Safe mit Safe

Weltweit werden pro Jahr etwa 1,6 Bio. US-$ auf Ethereum transferiert, wobei 10 % des Transaktions­volumens laut Unternehmensangaben über Safe Global laufen. Hinter der Plattform steht der junge Gründer und Forbes Under 30-Listmaker Lukas Schor. Er strebt an, eine Schlüsseltechnologie für das dezentralisierte Web-3-Ökosystem zu etablieren: eine neue Entwicklungsstufe des Internets, bei der Nutzerkontrolle und die Blockchain-Technologie im Vordergrund stehen.

Die Prinzipien der Blockchain-Technologie spiegeln zentrale Werte der Schweiz wider: Neutralität, Resilienz, Dezentralisierung, Mitbestimmung, Sicherheit, Innovation und Liberalität“, erklärt Safe-Gründer Lukas Schor im Gespräch. Besonders aus ideologischer Sicht ist Schor von Kryptowährungen wie Ethereum begeistert – es ist daher wenig überraschend, dass er 2022 eine Plattform für Ethereum-Wallets gründete. Dass er Safe Global in nur zwei Jahren in Richtung der globalen Spitze solcher Plattformen geführt hat, ist aber beachtlich. Mit mehr als 27 Millionen registrierten Accounts verwaltet die Plattform laut Schor ein Transaktionsvolumen von über 100 Mrd. US-$ – etwa 0,1 % des globalen Bruttoinlandsprodukts. „Selbst Ethereum-Gründer ­Vitalik Buterin nutzt die Lösungen von Safe“, so Schor sichtlich erfreut.

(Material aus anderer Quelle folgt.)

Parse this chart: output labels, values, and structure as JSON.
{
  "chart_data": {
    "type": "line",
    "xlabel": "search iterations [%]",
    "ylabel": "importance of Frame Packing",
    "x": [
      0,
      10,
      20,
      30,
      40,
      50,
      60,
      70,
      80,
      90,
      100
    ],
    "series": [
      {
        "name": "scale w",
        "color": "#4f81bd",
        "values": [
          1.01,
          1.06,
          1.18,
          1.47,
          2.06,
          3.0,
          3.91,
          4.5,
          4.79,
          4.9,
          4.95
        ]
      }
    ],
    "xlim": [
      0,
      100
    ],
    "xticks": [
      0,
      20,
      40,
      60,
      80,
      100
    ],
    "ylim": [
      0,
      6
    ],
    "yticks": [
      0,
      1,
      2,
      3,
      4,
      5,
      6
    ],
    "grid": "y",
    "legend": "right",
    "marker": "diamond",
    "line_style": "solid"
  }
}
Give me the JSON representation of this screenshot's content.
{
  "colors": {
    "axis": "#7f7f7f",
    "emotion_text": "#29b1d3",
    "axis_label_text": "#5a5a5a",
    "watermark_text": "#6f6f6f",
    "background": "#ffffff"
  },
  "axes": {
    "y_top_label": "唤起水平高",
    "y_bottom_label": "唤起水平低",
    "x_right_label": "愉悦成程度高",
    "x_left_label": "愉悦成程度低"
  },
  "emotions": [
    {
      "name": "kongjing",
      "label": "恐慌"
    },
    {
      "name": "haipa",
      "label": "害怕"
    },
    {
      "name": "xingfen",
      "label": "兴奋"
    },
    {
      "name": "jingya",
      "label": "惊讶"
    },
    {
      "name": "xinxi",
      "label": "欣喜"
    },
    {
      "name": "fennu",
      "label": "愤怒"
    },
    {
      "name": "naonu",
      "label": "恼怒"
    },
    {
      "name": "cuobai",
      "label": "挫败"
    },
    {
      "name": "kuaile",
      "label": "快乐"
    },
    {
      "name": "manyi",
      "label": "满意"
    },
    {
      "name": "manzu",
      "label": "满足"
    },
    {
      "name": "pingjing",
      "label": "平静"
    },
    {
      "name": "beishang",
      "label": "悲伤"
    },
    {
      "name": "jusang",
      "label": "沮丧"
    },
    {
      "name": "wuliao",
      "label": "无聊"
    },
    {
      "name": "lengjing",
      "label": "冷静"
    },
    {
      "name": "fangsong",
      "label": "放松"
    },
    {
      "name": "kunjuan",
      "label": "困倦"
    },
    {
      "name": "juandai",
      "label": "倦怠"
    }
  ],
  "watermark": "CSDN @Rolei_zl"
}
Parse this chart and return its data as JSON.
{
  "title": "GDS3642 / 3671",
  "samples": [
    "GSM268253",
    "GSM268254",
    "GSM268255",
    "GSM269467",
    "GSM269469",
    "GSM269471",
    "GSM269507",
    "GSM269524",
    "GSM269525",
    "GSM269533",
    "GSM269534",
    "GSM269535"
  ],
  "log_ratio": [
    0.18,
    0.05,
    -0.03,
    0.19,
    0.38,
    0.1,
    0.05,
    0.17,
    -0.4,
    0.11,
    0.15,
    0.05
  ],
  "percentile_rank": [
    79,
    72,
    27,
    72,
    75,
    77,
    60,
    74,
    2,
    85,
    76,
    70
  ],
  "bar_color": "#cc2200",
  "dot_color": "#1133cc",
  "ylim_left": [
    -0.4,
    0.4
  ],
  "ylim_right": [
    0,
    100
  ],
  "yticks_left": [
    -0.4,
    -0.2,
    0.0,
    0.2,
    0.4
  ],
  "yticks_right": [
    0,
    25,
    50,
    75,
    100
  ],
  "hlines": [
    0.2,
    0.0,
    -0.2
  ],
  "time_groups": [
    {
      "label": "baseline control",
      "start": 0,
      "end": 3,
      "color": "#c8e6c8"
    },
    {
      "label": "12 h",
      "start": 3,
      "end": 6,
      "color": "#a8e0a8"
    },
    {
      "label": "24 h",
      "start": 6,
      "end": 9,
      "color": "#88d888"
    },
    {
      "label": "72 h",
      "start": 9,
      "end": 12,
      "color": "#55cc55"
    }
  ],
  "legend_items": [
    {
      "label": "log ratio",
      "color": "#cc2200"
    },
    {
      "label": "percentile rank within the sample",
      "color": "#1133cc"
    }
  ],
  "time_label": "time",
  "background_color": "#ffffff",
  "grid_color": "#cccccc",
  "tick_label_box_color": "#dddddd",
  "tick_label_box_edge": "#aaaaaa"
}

Das System hinter Safe basiert auf der Möglichkeit, mit ­Ethereum sogenannte „Smart Wallets“ zu erstellen, was mit anderen großen Kryptowährungen wie Bitcoin nicht möglich ist. Das Hauptprodukt von Safe ist eine solche Smart Wallet, die mit einer Multisignatur-Funktion arbeitet, bei der Transaktionen von mehreren Beteiligten genehmigt werden müssen, bevor sie durchgeführt werden. „Durch die Multisignatur-Funktion wurde das Problem des ‚Single Point of ­Failure‘ gelöst. Wenn man früher beispielsweise sein Passwort oder seinen Schlüssel zur Wallet verlor oder dieser in falsche Hände geriet, waren alle Krypto-Assets unweigerlich verloren. Mit unseren Smart Wallets passiert das nicht mehr“, erklärt Schor. Die Multisignatur-Technologie macht Safe besonders für Unternehmen und dezentrale autonome Organisationen (DAOs) attraktiv, da mehrere autorisierte Personen auf das Konto zugreifen können.

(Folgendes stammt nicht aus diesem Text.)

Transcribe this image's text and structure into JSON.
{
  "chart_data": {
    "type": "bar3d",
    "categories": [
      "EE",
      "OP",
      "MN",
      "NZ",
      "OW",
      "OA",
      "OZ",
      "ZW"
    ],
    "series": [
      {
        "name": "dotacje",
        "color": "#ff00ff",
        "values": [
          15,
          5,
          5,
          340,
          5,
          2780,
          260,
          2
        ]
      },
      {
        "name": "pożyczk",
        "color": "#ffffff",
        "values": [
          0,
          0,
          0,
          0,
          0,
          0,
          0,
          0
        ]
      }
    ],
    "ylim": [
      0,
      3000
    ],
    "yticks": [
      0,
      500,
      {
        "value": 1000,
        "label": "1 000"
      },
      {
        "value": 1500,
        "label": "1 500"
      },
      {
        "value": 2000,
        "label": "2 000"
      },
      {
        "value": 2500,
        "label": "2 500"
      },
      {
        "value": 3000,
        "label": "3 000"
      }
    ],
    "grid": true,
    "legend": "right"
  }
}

Heute punktet Safe vor ­allem durch die sicheren Wallet-Funktio­nen. So wird laut der Website jährlich rund eine Mio. US-$ in ­Sicherheits-Audits der Plattform investiert. Darüber hinaus bietet Safe mittlerweile eine Reihe weiterer Zusatzfunktionen. „Wir bieten die In­frastruktur, die von Wallet-Anbietern und Krypto-Verwahrungslösungen genutzt wird, um Endkundenlösungen zu ent­wickeln. Derzeit bauen etwa 200 Anwendungen auf unserer Technologie auf, und die Einsatzmöglichkeiten sind äußerst vielseitig“, erklärt Schor. So können Automatisierungs­logiken integriert werden, die es ermög­lichen, Transaktionen automatisch auszuführen; zudem erlaubt die Plattform, Transaktionshierarchien abzu­bilden, um die Benutzeroberfläche zu optimieren.

„Viele Werte der Blockchain-Technologie entsprechen den Prinzipien der Schweiz“, sagt Lukas Schor.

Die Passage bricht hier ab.